Les pratiques de chasse varient selon les régions : dans le Levant, la gazelle devient l’espèce dominante, soulevant des questions quant à une possible tentative de contrôle des troupeaux sauvages, voire de proto-domestication. Cependant, aucune modification morphologique n’a été constatée chez ces animaux, ce qui suggère que les tentatives de domestication, si elles ont existé, n’ont pas été abouties. Quant au chien, il est le seul animal domestiqué attesté, mais son rôle semble avant tout symbolique, car il est souvent retrouvé inhumé aux côtés d’humains.
La seconde phase proto-néolithique se distingue par des transformations marquées dans l’architecture, l’organisation sociale et les techniques de production. Après une période de perturbation climatique due au Dryas récent, qui a pu conduire à l’abandon temporaire de certains sites, cette phase voit l’émergence de villages plus structurés et de pratiques communautaires élaborées.
L’habitat continue à évoluer au Proto-Néolithique 2. Les maisons circulaires semi-enterrées se transforment peu à peu en structures plus complexes avec des divisions internes : des murets, des banquettes, et des silos apparaissent pour organiser l’espace domestique. Les villages grandissent, couvrant jusqu’à trois hectares et, dans certains cas comme Jéricho, s’entourent de murailles qui servent à la fois de soutènement et de protection.

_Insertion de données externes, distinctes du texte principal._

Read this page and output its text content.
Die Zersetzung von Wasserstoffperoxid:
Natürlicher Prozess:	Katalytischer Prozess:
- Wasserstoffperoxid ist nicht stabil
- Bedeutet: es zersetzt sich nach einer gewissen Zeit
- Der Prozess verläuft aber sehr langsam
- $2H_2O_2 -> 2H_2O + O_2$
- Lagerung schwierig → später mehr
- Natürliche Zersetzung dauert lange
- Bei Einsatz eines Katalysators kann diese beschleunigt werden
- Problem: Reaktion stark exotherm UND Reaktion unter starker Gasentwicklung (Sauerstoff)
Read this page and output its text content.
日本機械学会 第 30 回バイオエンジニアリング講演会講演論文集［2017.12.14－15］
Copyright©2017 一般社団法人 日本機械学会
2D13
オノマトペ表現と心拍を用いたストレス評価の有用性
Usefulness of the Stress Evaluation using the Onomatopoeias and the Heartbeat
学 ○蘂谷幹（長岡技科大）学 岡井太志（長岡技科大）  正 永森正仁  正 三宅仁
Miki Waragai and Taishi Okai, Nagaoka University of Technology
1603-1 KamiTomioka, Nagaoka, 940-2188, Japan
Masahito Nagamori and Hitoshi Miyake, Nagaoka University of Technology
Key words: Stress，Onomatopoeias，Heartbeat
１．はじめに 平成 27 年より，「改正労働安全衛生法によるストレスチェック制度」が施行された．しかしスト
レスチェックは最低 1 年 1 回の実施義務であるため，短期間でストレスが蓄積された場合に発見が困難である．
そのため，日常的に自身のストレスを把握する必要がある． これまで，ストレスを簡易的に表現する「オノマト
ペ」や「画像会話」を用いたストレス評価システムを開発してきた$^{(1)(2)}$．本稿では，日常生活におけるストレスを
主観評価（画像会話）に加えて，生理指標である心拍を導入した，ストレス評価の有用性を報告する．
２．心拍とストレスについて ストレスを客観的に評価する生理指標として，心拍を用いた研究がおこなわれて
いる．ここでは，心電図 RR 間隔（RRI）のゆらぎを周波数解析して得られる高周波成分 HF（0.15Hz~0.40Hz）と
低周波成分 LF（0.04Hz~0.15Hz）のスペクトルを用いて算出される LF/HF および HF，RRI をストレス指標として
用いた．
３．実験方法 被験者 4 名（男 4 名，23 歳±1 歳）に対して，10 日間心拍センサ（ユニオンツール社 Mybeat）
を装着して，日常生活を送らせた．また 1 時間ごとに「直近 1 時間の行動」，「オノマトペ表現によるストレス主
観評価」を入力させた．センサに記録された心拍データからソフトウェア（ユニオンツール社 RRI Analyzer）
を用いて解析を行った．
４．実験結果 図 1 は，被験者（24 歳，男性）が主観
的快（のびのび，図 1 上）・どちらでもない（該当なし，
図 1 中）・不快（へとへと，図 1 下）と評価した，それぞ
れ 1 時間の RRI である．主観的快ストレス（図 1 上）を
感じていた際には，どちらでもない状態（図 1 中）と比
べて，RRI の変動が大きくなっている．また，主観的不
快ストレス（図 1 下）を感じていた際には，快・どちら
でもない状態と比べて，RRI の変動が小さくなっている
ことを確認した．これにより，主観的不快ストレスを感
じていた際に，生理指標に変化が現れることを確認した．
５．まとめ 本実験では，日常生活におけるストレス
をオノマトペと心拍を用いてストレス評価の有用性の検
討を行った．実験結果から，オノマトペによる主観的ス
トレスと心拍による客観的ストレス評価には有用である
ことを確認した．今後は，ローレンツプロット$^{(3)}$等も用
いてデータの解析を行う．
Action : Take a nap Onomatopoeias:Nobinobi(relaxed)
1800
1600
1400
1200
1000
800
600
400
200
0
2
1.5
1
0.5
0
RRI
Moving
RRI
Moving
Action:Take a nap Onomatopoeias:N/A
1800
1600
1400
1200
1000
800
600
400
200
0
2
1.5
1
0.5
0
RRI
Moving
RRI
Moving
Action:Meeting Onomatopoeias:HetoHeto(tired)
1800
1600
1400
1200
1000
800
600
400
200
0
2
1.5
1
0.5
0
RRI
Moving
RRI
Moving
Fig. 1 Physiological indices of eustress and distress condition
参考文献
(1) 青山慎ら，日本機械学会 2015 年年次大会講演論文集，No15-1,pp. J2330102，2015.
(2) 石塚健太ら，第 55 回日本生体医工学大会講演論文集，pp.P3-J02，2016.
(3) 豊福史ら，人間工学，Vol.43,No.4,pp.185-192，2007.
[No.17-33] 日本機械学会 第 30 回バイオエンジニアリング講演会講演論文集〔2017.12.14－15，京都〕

Durant cette période, les outils lithiques évoluent pour répondre aux besoins de la construction et de la transformation des matériaux. Les microlithes cèdent peu à peu la place à des outils monolithes, notamment dans les pointes de flèche, témoignant d’un raffinement dans la fabrication des armes de chasse. Pour les besoins en architecture, les herminettes et haches polies en silex deviennent de plus en plus courantes, apportant une efficacité accrue dans le travail du bois.
Sur le plan artistique, de nouvelles formes d'expression apparaissent, telles que des figurines animales et humaines, ainsi que des motifs gravés sur pierre, souvent associés à des symboles naturels et animaux. À Jerf el Ahmar, des plaques gravées montrent des motifs de serpents, de rapaces et de félins, et des bucranes d’aurochs, mettant en évidence une symbolique complexe liée aux pratiques culturelles.
Nevali Çorı
Les habitations adoptent progressivement un plan rectangulaire, plus adapté aux besoins des familles grandissantes et à l’ajout de pièces supplémentaires. Certaines maisons comportent des sous-sols aménagés en espaces de stockage, et les bâtiments communautaires sont souvent situés en bordure du village, comme à Nevali Çorı. Les villages eux-mêmes deviennent plus étendus, atteignant parfois plus de 10 hectares, signalant une nette augmentation de la population et un renforcement de la structure communautaire.
Le Néolithique 1 voit également l’émergence d’un art monumental, avec des représentations grandeur nature d’êtres humains. Sur des sites comme Göbekli Tepe, Nevali Çorı et Ain Ghazal, des statues masculines et féminines sont modelées en chaux ou sculptées dans la pierre. Les sculptures de Göbekli Tepe, par exemple, incluent des piliers de deux mètres de haut avec des motifs anthropomorphiques et zoomorphiques en relief. Ces statues, souvent soigneusement enterrées après usage, suggèrent une fonction rituelle ou symbolique dans les communautés néolithiques.
Le PPNB moyen et récent marque ainsi une étape cruciale dans l’évolution vers une société organisée autour d’une agriculture stable et d’une architecture monumentale. La période est riche en innovations technologiques et sociales, posant les bases des civilisations agraires du Proche-Orient et préfigurant les avancées culturelles et sociales de l’Âge du Bronze.